The president gave a State of the Union speech and most people had their windows thrown open, which may be the first time such a notable, if arbitrary, conjunction has occurred. Turtleneck events like Super Bowl parties and the stuporific spectacle of the Winter Olympics are at this writing still imminent, and yet such cozy thoughts only intrude on the generous natural warmth of the air. Winter, when it returns, will be, I think, much harder to bear, the lot of us having been waked, as it were, from the hypnotic state of darkness-toleration and epidermal insensitivity so critical to the survival of our damp brittle season. But it is right and proper that it does return, because nobody can honestly claim to have so thoroughly enjoyed the balmy days past that not once did they encounter this kernel of profound fright: something must be terribly wrong.

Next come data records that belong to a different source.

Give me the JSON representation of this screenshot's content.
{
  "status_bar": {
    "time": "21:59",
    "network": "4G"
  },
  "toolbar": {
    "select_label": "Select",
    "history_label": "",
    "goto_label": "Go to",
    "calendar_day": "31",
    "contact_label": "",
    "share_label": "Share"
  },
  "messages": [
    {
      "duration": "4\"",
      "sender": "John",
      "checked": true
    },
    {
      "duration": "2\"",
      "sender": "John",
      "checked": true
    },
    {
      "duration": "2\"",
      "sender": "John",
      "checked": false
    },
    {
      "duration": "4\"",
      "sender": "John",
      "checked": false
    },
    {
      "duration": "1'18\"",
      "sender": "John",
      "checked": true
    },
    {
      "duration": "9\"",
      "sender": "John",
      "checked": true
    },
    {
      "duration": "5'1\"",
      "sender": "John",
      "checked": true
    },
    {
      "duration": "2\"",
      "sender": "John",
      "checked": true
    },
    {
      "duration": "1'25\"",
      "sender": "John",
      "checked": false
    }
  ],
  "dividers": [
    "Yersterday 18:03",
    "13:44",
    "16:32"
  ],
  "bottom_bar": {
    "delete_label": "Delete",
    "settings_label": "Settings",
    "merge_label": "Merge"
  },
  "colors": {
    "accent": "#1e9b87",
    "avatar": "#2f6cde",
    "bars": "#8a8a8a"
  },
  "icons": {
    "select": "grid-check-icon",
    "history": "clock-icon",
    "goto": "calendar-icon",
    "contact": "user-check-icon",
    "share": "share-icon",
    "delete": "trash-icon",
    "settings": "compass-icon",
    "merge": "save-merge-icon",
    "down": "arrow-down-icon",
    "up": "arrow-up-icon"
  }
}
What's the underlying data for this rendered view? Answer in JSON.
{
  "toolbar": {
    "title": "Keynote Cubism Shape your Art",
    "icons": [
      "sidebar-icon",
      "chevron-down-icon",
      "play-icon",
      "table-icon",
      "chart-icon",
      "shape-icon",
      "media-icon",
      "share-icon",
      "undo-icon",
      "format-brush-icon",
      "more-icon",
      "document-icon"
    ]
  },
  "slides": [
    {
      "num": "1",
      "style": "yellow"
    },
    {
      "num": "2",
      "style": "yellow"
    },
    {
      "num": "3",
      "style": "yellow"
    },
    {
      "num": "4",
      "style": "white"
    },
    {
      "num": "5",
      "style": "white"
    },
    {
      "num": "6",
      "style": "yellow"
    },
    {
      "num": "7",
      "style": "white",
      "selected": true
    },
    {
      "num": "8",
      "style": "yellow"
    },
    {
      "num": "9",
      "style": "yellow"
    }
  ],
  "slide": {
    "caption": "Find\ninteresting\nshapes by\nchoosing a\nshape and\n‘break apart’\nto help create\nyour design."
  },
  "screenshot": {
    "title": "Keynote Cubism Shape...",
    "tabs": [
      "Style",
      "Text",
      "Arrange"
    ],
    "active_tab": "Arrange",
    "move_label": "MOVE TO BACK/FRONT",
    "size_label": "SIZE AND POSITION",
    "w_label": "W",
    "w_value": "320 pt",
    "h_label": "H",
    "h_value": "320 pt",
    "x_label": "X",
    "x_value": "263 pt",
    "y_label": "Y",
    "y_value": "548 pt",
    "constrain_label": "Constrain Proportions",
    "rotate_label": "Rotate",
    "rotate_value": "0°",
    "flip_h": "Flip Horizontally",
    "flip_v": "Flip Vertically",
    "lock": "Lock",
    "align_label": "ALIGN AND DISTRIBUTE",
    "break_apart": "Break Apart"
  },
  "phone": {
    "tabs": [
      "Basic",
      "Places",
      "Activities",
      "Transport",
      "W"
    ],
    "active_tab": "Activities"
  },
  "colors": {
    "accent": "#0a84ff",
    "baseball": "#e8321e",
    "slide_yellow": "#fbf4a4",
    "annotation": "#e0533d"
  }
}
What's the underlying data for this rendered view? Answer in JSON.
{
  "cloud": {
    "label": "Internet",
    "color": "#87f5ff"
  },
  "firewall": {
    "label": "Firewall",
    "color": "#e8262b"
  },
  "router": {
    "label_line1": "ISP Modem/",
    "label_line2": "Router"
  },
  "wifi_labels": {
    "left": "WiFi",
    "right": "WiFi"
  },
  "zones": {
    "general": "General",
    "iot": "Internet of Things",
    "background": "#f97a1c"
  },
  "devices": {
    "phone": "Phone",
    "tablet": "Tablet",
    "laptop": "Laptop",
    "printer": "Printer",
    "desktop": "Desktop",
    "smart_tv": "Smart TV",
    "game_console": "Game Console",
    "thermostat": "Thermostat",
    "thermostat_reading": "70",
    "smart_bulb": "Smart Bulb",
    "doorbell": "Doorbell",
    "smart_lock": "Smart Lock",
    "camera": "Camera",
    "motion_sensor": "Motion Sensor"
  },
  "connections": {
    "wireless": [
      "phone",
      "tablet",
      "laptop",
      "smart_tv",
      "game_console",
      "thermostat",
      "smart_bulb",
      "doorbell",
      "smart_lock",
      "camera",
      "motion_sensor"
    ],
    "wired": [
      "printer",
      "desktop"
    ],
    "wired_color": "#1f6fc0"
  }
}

If the anchorpersons keep telling us that our confidence in the economy has been battered again and again by the unsure hand of our governors, then we can extend the logic far further and confess that our confidence in the stability of the very climate of our planet is at an all-time low, and it has not been helped by the well-documented spite those same governors feel for it. Here is the first era in history in which a population actually harbors doubts about the planet’s capacity to continue supporting their existence, and if you aren’t convinced, try and find a single soul who didn’t enjoy the late warm snap without also acknowledging a tiny subliminal alarm. The climate is cyclical, of course, and largely out of our control (though our collective behavior does seem to have a slow and steady effect upon it). The warm snap could be a fluke, or it could be a new annual event; regardless, people have finally become neurotic enough to sense that nature is not an independent contractor. She is building our house, and at long last most people seem semi-conscious that it won’t pay to skimp on the perks for her crew. I even credit that deep vein of Puritan guilt that runs so surely through the American heart, to make us know that anything as nice as a seventy-degree day in January is something we must surely expect to pay for eventually. Of course, if you are the sort who thinks a proper Winter is grist for one’s character, then this subtropical anomaly already is the price, of a previous crime.